Die entsprechende Änderung der Straßenverkehrsordung (StVO), mit der der Straßenverkehr sicherer gemacht wird, gilt natürlich auch für Hamburg.

»Seit  der  Gesetzesänderung  hat  die  Stadt  aber  nur  an  drei  von  552  sozialen  Einrichtungen Tempo 30 eingeführt«, kritisiert Jens Deye vom ADFC die Weigerung des Hamburger Senats, die StVO konsequent anzuwenden. In  mehr  als  70  Prozent  der  Fälle  beabsichtige  sie  dies auch  künftig nicht  zu  tun.  So hätten  die  Hamburger  Behörden  kurzerhand  festgelegt,  dass  eine  Begrenzung  der Geschwindigkeit  nicht  infrage  komme,  wenn  dort  mehr  als  sechs  Busse  pro  Stunde  fahren oder eine Straße mehr als zwei Fahrspuren aufweist.

Deye:  „Der  Bund  hat  vor  zwei  Jahren  beschlossen,  die  schwächsten  Verkehrsteilnehmer*innen  besonders  zu  schützen.  Hamburg stimmte damals  dagegen und  versucht  nun, seine Position durch die Hintertür durchzusetzen, indem willkürliche Handlungsanweisungen erlassen werden, die dem Sinn des Bundesgesetzes zuwiderlaufen und die Rechte von Kindern, älteren und  kranken  Menschen  in  Hamburg  missachten.“  Wenn  in  Hamburg  weiterhin  mit  hoher Geschwindigkeit durch Wohnquatiere und vor Schulen gerast werden darf, muss sich niemand wundern, wenn Eltern ihre Kinder lieber mit dem Auto zur Schule bringen. 

Die Argumentation der Stadt widerspricht zudem ihrer eigenen bisherigen Anordnungspraxis.
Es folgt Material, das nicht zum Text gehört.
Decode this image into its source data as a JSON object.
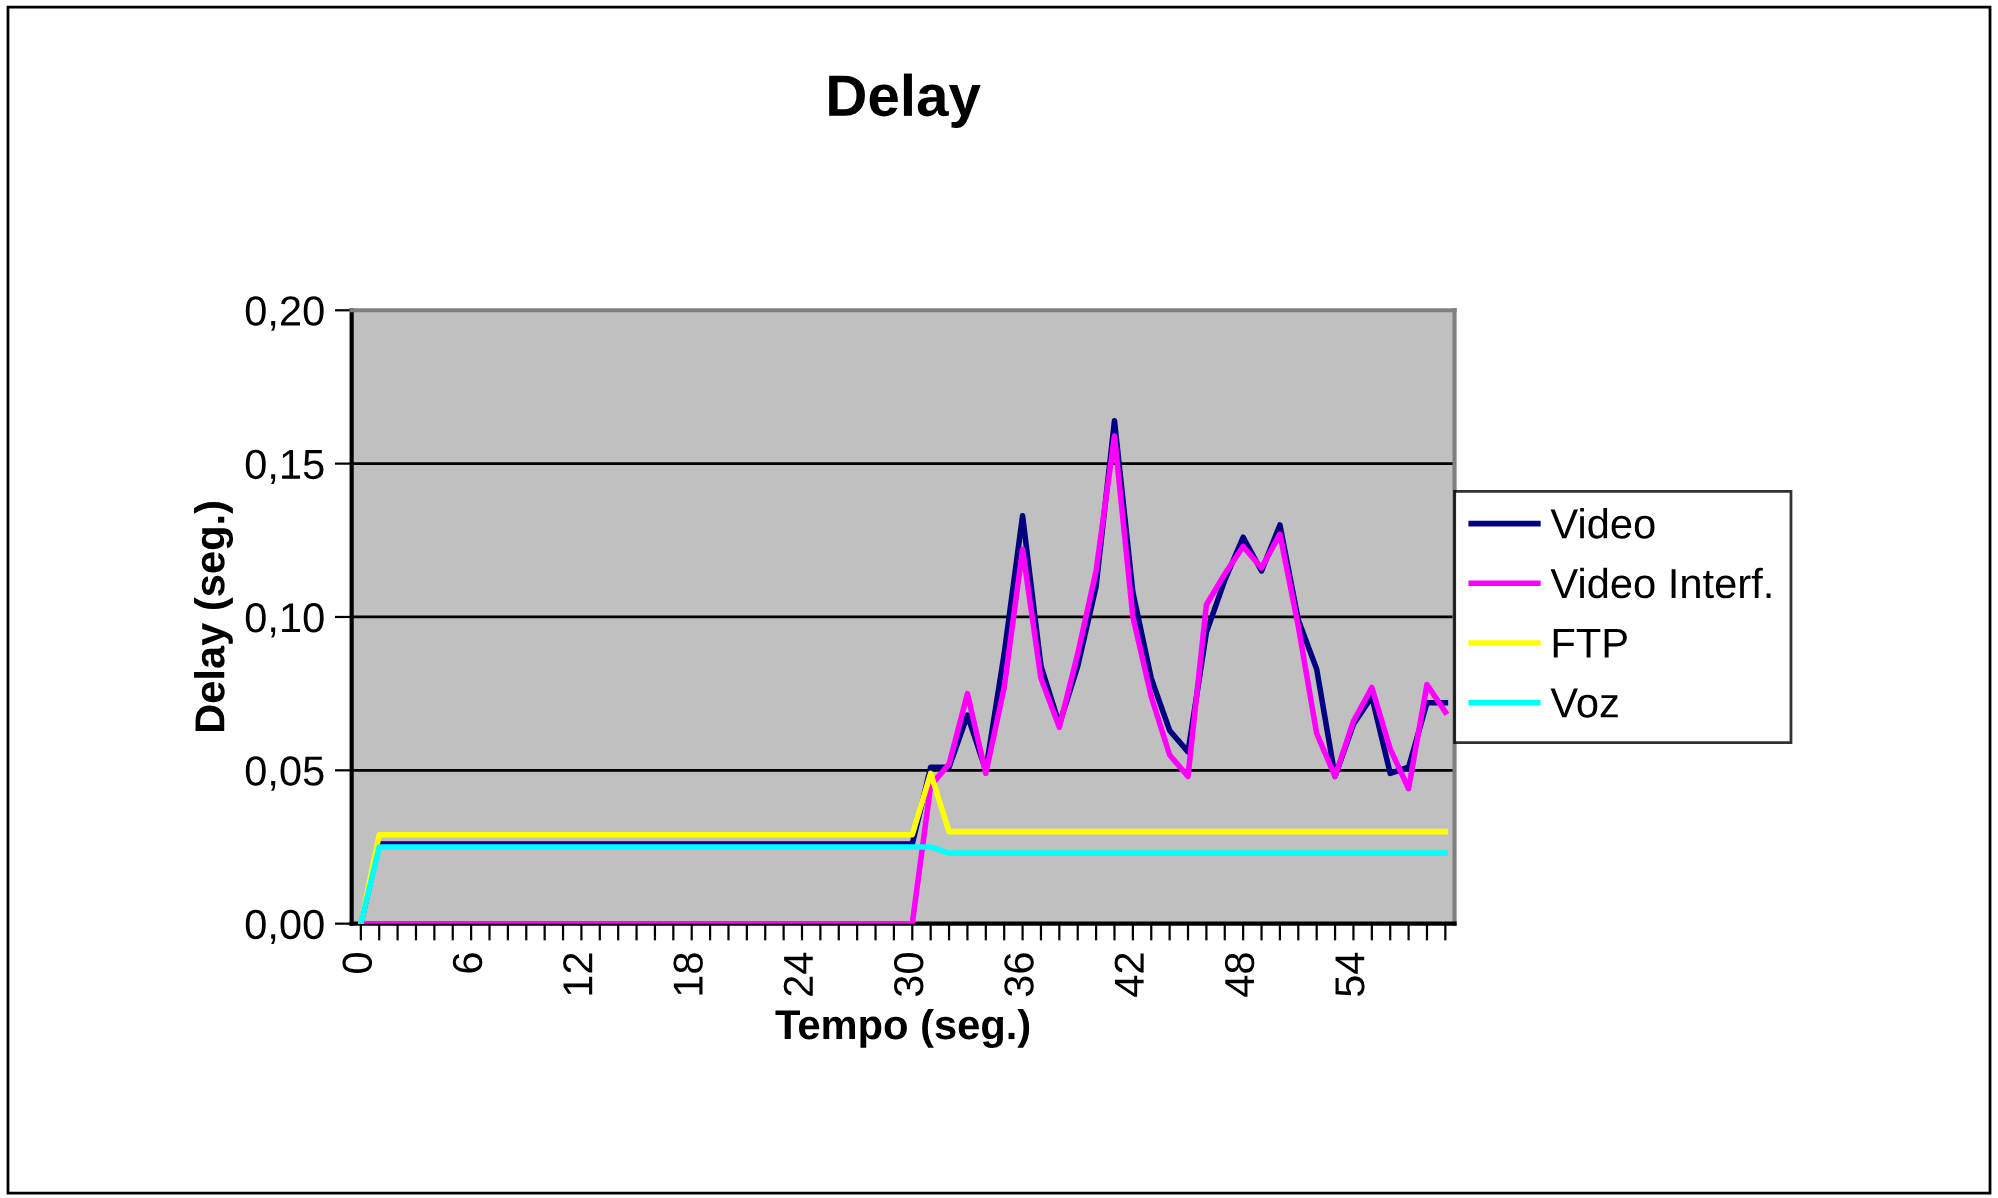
{
  "chart_data": {
    "type": "line",
    "title": "Delay",
    "xlabel": "Tempo (seg.)",
    "ylabel": "Delay (seg.)",
    "categories": [
      "0",
      null,
      null,
      null,
      null,
      null,
      "6",
      null,
      null,
      null,
      null,
      null,
      "12",
      null,
      null,
      null,
      null,
      null,
      "18",
      null,
      null,
      null,
      null,
      null,
      "24",
      null,
      null,
      null,
      null,
      null,
      "30",
      null,
      null,
      null,
      null,
      null,
      "36",
      null,
      null,
      null,
      null,
      null,
      "42",
      null,
      null,
      null,
      null,
      null,
      "48",
      null,
      null,
      null,
      null,
      null,
      "54",
      null,
      null,
      null,
      null,
      null
    ],
    "series": [
      {
        "name": "Video",
        "color": "#000080",
        "values": [
          0,
          0.026,
          0.026,
          0.026,
          0.026,
          0.026,
          0.026,
          0.026,
          0.026,
          0.026,
          0.026,
          0.026,
          0.026,
          0.026,
          0.026,
          0.026,
          0.026,
          0.026,
          0.026,
          0.026,
          0.026,
          0.026,
          0.026,
          0.026,
          0.026,
          0.026,
          0.026,
          0.026,
          0.026,
          0.026,
          0.026,
          0.051,
          0.051,
          0.068,
          0.05,
          0.088,
          0.133,
          0.084,
          0.065,
          0.084,
          0.11,
          0.164,
          0.108,
          0.08,
          0.063,
          0.056,
          0.095,
          0.112,
          0.126,
          0.115,
          0.13,
          0.099,
          0.083,
          0.048,
          0.065,
          0.074,
          0.049,
          0.051,
          0.072,
          0.072
        ]
      },
      {
        "name": "Video Interf.",
        "color": "#ff00ff",
        "values": [
          0,
          0,
          0,
          0,
          0,
          0,
          0,
          0,
          0,
          0,
          0,
          0,
          0,
          0,
          0,
          0,
          0,
          0,
          0,
          0,
          0,
          0,
          0,
          0,
          0,
          0,
          0,
          0,
          0,
          0,
          0,
          0.045,
          0.052,
          0.075,
          0.049,
          0.077,
          0.122,
          0.08,
          0.064,
          0.088,
          0.115,
          0.159,
          0.1,
          0.074,
          0.055,
          0.048,
          0.104,
          0.114,
          0.123,
          0.116,
          0.127,
          0.097,
          0.062,
          0.048,
          0.066,
          0.077,
          0.057,
          0.044,
          0.078,
          0.069
        ]
      },
      {
        "name": "FTP",
        "color": "#ffff00",
        "values": [
          0,
          0.029,
          0.029,
          0.029,
          0.029,
          0.029,
          0.029,
          0.029,
          0.029,
          0.029,
          0.029,
          0.029,
          0.029,
          0.029,
          0.029,
          0.029,
          0.029,
          0.029,
          0.029,
          0.029,
          0.029,
          0.029,
          0.029,
          0.029,
          0.029,
          0.029,
          0.029,
          0.029,
          0.029,
          0.029,
          0.029,
          0.049,
          0.03,
          0.03,
          0.03,
          0.03,
          0.03,
          0.03,
          0.03,
          0.03,
          0.03,
          0.03,
          0.03,
          0.03,
          0.03,
          0.03,
          0.03,
          0.03,
          0.03,
          0.03,
          0.03,
          0.03,
          0.03,
          0.03,
          0.03,
          0.03,
          0.03,
          0.03,
          0.03,
          0.03
        ]
      },
      {
        "name": "Voz",
        "color": "#00ffff",
        "values": [
          0,
          0.025,
          0.025,
          0.025,
          0.025,
          0.025,
          0.025,
          0.025,
          0.025,
          0.025,
          0.025,
          0.025,
          0.025,
          0.025,
          0.025,
          0.025,
          0.025,
          0.025,
          0.025,
          0.025,
          0.025,
          0.025,
          0.025,
          0.025,
          0.025,
          0.025,
          0.025,
          0.025,
          0.025,
          0.025,
          0.025,
          0.025,
          0.023,
          0.023,
          0.023,
          0.023,
          0.023,
          0.023,
          0.023,
          0.023,
          0.023,
          0.023,
          0.023,
          0.023,
          0.023,
          0.023,
          0.023,
          0.023,
          0.023,
          0.023,
          0.023,
          0.023,
          0.023,
          0.023,
          0.023,
          0.023,
          0.023,
          0.023,
          0.023,
          0.023
        ]
      }
    ],
    "ylim": [
      0,
      0.2
    ],
    "yticks": [
      {
        "value": 0,
        "label": "0,00"
      },
      {
        "value": 0.05,
        "label": "0,05"
      },
      {
        "value": 0.1,
        "label": "0,10"
      },
      {
        "value": 0.15,
        "label": "0,15"
      },
      {
        "value": 0.2,
        "label": "0,20"
      }
    ],
    "grid": "y",
    "legend": "right",
    "marker": "none",
    "line_style": "solid"
  }
}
Weder  der  Busverkehr  noch  die  Anzahl  der  Fahrspuren  bildeten  bislang  einen Hinderungsgrund  für  die  Anordnung  von  Tempo  30.  »Etwa  jede  sechste  soziale Einrichtung, vor der bereits jetzt Tempo 30 gilt, liegt an einer Straße, an der entweder mehr als sechs Busse pro Stunde fahren oder die mehr als zwei Spuren aufweist«, so Deye.

Es  sei  skandalös,  wie  wenig  der  Stadt  Hamburg  am  Schutz  der  schwächsten Verkehrsteilnehmer*innen liegt. So seien durch die Hamburger Polizei in den letzten Jahren vor  etlichen  Schulen,  Kitas  und Alteneinrichtungen  Geschwindigkeiten  von  über  100  km/h gemessen  worden  –  mit  Spitzengeschwindigkeiten  von  bis  zu  147  km/h  vor  der Stadtteilschule Alter Teichweg, vor der bereits Tempo 30 gelte. »Es ist offensichtlich, dass die Kontrollen bei weitem nicht ausreichen«, stellt Deye fest.

Der  ADFC  fordert  den  Senat  auf,  endlich  den  Schutz  von  Menschen  und  die Verkehrssicherheit auf den Straßen ernst zu nehmen und seine Blockadehaltung gegen die Änderung der StVO aufzugeben, sondern – wie er es im eigenen Koalitionsvertrag verspricht – zur Verbesserung der Schulwegsicherheit für die »flächenhafte Einführung von Tempo-30-Zonen und die Anordnung von Tempo 30-Strecken vor Schulen« zu sorgen.